Not everyone in activist circles agrees with that sentiment.

Miquel Powell, a former Police Accountability Board member, expressed outrage during the appointment process that Reynolds, a white man, was tapped to lead the PAB. He said the job should have gone to a Black person. Powell is also a candidate for an at-large Council seat.

For the most part, though, as slate members see it, classism and the institutional racism perpetuated by unfettered capitalism are at the heart of the problems affecting everyday city residents.

“We don’t want any divide,” Smith said. “The only ‘Us and Them’ should be capitalists and those of us who are for the people.”
click to enlarge Kim Smith had formerly ran for 61st District Senator and to replace Jackie Ortiz's vacant seat on City Council - PHOTO BY GINO FANELLI
  • PHOTO BY GINO FANELLI
  • Kim Smith had formerly ran for 61st District Senator and to replace Jackie Ortiz's vacant seat on City Council

The slate’s governing plan is simple: Identify a need, and meet it.

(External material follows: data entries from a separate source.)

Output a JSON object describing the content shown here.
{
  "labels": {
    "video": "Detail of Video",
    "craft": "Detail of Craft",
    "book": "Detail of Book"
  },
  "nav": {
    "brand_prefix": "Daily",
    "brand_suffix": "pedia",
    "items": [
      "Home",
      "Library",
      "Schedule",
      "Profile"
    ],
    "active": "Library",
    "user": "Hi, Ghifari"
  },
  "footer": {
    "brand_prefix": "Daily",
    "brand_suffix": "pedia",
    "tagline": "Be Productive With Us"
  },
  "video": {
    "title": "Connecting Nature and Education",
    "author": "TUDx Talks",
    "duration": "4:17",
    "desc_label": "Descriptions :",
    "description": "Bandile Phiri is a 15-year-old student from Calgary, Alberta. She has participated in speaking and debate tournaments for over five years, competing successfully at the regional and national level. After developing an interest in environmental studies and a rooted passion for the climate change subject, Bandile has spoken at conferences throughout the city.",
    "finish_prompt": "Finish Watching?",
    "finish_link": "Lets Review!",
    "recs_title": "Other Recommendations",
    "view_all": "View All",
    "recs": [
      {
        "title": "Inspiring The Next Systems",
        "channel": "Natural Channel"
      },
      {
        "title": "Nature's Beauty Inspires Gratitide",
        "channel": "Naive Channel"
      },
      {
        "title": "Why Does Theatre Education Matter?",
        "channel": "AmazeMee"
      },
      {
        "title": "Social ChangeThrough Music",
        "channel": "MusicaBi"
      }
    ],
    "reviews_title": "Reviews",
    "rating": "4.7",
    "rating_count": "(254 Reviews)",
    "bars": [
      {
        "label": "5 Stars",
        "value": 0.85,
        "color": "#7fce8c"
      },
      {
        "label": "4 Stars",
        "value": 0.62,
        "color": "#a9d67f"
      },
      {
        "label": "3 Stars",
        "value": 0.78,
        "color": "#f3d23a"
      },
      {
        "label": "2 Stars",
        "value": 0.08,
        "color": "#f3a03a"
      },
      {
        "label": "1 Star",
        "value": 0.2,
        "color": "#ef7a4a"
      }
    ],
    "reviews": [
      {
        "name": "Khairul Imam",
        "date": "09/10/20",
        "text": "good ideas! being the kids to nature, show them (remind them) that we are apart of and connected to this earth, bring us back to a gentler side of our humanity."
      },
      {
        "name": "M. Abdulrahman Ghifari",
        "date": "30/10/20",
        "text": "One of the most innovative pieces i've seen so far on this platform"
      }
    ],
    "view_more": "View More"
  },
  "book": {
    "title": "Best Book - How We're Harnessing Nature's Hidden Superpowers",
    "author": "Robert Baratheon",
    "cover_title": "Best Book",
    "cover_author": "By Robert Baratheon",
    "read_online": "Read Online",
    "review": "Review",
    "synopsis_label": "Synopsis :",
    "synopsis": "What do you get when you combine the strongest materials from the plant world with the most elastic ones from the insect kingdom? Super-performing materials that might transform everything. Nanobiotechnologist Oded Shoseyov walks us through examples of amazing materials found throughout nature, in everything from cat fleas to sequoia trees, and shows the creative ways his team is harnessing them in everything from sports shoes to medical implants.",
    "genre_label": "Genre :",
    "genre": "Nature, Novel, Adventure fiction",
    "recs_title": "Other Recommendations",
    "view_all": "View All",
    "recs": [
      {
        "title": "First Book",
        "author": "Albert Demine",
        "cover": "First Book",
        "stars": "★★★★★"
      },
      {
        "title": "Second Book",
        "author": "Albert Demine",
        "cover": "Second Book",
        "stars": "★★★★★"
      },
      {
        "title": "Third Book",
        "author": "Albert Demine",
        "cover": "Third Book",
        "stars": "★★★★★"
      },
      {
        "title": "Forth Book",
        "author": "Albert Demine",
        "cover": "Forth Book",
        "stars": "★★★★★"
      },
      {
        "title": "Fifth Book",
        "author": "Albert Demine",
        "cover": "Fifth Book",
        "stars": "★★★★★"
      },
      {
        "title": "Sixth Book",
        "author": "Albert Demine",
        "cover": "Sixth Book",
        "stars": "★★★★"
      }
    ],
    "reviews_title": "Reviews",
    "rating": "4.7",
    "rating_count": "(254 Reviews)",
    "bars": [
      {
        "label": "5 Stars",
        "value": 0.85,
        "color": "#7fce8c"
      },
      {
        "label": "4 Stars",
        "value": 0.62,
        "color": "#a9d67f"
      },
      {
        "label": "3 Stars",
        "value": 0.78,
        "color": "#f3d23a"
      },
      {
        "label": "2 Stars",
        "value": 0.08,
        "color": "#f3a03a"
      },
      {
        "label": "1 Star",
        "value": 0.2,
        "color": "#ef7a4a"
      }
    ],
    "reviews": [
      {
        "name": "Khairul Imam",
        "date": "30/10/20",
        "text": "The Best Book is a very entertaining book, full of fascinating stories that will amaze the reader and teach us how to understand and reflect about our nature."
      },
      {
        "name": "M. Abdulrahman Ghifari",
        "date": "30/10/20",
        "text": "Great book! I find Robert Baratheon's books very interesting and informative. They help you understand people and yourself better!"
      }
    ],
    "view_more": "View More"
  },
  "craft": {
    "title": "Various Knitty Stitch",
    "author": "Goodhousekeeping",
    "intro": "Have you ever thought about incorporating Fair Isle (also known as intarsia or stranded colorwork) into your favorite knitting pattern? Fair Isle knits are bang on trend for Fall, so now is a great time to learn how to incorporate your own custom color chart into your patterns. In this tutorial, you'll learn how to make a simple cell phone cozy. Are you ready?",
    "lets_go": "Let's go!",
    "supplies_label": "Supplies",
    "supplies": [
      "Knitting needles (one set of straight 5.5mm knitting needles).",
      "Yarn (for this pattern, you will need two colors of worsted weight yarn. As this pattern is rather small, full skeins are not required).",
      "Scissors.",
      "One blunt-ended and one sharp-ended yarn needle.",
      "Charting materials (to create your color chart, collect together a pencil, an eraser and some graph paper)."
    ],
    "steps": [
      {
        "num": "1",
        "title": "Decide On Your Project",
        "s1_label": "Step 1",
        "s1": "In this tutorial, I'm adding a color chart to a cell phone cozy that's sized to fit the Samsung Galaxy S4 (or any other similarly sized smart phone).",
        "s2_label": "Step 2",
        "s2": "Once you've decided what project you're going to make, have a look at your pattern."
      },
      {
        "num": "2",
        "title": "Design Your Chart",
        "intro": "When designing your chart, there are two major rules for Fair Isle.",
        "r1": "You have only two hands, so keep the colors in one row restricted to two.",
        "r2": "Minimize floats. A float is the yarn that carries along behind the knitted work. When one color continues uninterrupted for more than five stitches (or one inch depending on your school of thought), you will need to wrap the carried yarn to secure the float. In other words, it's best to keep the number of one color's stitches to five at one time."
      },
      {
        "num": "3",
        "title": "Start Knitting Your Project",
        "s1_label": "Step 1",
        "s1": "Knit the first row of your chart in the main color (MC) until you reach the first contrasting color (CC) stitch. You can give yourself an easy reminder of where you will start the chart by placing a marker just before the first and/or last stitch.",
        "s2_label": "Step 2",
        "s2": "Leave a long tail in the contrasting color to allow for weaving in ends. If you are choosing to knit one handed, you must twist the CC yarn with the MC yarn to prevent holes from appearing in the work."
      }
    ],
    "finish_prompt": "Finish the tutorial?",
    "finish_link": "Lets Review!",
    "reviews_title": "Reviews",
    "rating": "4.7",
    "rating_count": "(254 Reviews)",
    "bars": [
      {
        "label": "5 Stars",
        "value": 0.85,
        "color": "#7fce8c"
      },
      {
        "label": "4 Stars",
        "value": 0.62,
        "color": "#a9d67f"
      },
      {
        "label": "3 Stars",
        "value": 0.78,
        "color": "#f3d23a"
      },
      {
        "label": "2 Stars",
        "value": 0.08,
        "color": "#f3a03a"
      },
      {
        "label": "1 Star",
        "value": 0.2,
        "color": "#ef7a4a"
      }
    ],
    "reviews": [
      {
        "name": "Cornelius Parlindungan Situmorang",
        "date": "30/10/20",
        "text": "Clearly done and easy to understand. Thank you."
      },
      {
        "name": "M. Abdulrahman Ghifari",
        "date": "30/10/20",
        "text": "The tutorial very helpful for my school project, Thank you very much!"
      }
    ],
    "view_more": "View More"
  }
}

Hardgers argued that philosophy was on display in 2020 at the protests across the nation, where organizers, including here in Rochester, offered free food and other necessities to demonstrators and the neighborhoods through which they marched.

“How many homeless people and children heard us coming for miles, and knew that they would eat, that knew they would get a hat, a pair of gloves, something to drink, across miles, cities, states, across the nation?” Hardgers asked.
click to enlarge Barber and activist Brittan Hardgers is seeking to take an at-large City Council seat. - PHOTO BY GINO FANELLI
  • PHOTO BY GINO FANELLI
  • Barber and activist Brittan Hardgers is seeking to take an at-large City Council seat.

The People’s Slate’s first challenge will be getting the endorsement of the Monroe County Democratic Committee, which typically backs incumbents. Then, regardless of whether the slate’s candidates get the party’s designation, they will likely face a bruising primary that will require a relentless get-out-the-vote effort.

Smith acknowledged that the coming months would be a long road, but said she was confident people will see value in the mission of injecting new blood into the Council.

“We are tired of plans that sound good,” Smith said. “We need to start having plans that work, and feel good.”